La deuxième tendance, confédérale, a déjà été envisagée au lendemain des élections de juin 2010 quand il a été question de former des majorités « calques » ou « miroirs ». Dans ce cas de figure, les entités fédérées constitueraient dans un premier temps leurs propres coalitions et le choix délibéré serait fait d’adopter des majorités symétriques au fédéral. De ce fait, on court-circuite la première étape classique dans la formation d’un gouvernement fédéral, à savoir le choix des partenaires. D’une certaine manière, ceux-ci seraient imposés par leurs entités d’origine, un peu à la manière dont est formé le gouvernement bruxellois (chaque groupe linguistique établit sa propre majorité de manière indépendante, à charge ensuite pour l’ensemble des partis concernés de rédiger un programme). Dans ce cas de figure, une symétrie entre les partis politiques d’une même famille n’est plus particulièrement recherchée, comme ce fut le cas précédemment. Il faut dire que les partis frères n’ont pas forcément évolué parallèlement et que des distances idéologiques ont été prises.

Enfin la troisième voie, de type unitaire, est assez similaire à ce qui était pratiqué à l’époque préfédérale belge (entre la création des Régions wallonne et flamande et les premières élections fédérées) : les gouvernements fédérés constituent une émanation du gouvernement fédéral. Concrètement, les gouvernements devraient se former en parallèle, à moins d’un blocage.

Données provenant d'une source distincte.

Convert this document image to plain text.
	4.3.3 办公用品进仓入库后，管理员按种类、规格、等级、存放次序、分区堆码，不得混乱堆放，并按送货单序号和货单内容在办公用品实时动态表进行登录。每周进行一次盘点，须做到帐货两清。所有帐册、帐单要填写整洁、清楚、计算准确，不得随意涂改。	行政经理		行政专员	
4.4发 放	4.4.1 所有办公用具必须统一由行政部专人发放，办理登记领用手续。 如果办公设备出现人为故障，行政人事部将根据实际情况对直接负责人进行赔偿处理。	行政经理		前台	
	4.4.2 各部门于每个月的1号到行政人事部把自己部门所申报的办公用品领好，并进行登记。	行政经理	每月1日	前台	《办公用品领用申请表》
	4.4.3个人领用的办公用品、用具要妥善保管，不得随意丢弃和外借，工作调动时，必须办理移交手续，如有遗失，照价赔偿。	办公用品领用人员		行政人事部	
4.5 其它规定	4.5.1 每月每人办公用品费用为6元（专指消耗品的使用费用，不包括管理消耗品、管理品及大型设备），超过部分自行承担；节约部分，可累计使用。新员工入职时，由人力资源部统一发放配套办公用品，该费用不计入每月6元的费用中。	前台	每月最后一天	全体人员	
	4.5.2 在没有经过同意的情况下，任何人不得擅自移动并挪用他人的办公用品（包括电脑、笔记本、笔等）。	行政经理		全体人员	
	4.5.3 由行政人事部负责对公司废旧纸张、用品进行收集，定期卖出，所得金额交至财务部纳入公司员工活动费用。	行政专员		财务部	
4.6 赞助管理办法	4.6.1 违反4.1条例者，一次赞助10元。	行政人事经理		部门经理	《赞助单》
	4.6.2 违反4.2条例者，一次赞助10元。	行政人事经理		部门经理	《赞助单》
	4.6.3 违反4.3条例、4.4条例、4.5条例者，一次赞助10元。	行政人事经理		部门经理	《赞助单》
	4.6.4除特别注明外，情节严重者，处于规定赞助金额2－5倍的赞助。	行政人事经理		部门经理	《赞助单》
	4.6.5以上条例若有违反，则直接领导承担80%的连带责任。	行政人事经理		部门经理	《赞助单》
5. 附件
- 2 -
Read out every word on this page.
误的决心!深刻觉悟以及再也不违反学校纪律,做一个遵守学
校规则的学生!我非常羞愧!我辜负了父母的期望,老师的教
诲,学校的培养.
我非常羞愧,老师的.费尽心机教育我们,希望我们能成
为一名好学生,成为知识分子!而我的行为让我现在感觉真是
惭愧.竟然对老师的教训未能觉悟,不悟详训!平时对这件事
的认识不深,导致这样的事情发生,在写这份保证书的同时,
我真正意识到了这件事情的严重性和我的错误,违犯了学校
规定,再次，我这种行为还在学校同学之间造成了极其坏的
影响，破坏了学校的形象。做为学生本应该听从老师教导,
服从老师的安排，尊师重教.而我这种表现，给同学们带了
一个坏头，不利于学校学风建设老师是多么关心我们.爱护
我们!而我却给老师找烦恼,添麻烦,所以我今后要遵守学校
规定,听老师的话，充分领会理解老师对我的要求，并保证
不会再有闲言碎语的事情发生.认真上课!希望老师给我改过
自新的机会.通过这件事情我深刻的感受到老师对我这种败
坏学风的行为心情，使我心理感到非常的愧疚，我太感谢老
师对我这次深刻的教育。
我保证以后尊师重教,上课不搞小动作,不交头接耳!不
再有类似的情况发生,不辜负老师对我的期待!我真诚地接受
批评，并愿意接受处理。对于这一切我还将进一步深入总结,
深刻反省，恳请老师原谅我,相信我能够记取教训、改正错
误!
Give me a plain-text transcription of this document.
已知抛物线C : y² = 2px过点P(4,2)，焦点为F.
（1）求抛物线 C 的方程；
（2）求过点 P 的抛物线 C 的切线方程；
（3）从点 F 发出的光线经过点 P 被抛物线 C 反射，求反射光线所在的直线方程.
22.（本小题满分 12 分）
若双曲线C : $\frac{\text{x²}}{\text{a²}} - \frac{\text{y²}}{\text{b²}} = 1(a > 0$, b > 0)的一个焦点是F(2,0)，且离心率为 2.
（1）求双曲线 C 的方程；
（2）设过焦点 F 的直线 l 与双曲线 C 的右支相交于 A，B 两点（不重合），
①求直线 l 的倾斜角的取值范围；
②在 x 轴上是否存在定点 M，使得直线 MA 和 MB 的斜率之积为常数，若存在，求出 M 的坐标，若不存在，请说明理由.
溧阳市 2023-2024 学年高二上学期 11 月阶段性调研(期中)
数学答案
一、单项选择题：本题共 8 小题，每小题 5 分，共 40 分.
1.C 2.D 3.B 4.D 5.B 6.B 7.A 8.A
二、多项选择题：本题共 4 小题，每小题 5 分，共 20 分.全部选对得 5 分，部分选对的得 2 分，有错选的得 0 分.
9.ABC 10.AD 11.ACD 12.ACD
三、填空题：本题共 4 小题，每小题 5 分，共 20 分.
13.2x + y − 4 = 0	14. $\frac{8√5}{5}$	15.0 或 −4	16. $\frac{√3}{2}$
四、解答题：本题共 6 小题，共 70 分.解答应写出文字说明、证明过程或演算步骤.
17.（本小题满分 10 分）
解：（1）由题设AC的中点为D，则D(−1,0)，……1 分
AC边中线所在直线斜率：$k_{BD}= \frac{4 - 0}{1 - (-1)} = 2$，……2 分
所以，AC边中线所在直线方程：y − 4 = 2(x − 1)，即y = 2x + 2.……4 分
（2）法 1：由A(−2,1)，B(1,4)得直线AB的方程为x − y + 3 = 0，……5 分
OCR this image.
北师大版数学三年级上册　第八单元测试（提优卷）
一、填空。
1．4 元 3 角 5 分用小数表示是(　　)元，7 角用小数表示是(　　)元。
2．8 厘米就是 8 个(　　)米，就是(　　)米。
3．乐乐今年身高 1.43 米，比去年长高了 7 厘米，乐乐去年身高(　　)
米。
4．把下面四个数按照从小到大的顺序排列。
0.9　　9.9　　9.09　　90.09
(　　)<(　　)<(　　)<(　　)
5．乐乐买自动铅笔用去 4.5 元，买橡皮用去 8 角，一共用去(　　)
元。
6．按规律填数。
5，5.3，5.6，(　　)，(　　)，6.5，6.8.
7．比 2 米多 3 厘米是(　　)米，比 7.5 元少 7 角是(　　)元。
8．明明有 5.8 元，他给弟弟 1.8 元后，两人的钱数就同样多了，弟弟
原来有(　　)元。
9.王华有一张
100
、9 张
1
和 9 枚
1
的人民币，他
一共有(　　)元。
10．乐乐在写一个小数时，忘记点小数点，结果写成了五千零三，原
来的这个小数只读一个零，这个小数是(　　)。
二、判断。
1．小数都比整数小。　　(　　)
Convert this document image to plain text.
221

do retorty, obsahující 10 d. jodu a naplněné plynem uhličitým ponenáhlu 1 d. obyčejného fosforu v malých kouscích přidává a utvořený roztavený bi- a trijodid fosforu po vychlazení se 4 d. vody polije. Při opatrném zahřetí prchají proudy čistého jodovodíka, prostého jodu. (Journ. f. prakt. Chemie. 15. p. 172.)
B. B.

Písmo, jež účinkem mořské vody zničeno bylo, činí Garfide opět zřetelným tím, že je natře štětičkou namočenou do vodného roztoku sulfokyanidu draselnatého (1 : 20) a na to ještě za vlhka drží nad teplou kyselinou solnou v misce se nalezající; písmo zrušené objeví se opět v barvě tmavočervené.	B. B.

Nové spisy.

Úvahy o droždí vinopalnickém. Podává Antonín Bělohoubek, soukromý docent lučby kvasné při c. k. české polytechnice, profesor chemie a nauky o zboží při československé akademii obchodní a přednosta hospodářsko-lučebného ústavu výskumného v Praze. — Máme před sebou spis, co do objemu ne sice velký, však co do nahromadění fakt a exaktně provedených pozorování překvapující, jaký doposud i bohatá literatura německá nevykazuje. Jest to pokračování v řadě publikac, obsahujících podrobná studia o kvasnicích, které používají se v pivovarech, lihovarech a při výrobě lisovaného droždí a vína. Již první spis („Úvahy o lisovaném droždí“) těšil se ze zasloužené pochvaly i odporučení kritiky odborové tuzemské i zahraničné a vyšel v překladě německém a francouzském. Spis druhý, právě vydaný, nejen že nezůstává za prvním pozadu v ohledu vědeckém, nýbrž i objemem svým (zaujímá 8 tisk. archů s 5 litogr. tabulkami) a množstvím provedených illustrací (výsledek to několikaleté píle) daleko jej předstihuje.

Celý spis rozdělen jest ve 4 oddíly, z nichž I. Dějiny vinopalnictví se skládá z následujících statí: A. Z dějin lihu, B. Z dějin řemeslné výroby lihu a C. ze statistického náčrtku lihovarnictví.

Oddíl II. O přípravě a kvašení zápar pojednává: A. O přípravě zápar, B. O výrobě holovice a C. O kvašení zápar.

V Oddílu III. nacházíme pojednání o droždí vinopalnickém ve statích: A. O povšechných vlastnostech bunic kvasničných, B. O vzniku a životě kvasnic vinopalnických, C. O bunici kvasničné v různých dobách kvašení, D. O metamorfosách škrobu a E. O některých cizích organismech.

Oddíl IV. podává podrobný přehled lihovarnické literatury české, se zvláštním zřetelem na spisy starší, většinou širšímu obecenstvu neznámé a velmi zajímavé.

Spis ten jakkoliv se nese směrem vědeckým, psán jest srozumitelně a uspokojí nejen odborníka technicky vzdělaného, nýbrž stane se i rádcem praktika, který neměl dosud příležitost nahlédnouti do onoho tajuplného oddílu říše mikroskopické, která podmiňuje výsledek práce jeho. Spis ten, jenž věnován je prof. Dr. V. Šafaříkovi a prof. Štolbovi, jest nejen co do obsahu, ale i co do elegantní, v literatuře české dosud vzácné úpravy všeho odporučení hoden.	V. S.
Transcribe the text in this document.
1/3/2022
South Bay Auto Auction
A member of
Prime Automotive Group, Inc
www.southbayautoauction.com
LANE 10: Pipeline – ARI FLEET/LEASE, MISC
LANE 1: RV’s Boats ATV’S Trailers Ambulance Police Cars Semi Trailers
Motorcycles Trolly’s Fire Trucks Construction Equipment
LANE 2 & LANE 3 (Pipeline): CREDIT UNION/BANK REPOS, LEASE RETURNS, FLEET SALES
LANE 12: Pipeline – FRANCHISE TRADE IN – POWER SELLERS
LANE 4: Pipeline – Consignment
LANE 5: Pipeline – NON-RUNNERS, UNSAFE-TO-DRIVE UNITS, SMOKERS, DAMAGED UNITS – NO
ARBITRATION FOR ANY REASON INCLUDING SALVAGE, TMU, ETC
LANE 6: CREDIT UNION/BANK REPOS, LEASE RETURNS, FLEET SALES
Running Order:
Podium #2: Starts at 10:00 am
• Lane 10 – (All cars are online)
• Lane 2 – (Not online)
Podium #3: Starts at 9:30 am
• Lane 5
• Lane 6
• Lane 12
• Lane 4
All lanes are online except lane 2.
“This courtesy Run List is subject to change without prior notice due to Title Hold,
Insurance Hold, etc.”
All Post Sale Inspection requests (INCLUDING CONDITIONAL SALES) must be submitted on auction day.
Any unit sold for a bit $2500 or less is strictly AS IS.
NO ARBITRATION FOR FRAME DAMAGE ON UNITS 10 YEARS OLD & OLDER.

La première option qui correspondrait à un fédéralisme mâture peut donc a priori être évacuée, sauf si les négociations fédérales sont telles qu’il deviendrait souhaitable/nécessaire que les majorités régionales soient mises en place au plus vite. Les 540 jours de crise de 2010-2011 n’auraient effectivement sans doute pas été concevables sans gouvernements fédérés. Le fédéralisme est notre way of life et le confédéralisme un épouvantail, même si des traits confédéraux sont déjà en place. À l’heure actuelle, le principal obstacle à la poursuite d’une expérience fédérale mâture n’est pas tant la menace que la N-VA peut faire planer sur l’intégrité du pays, mais le fonctionnement consociatif et particratique de notre démocratie. Ce sont cependant les deux bases qui assurent la stabilité de notre système politique, à la manière du pacte fédéral dans un pays comme les États-Unis.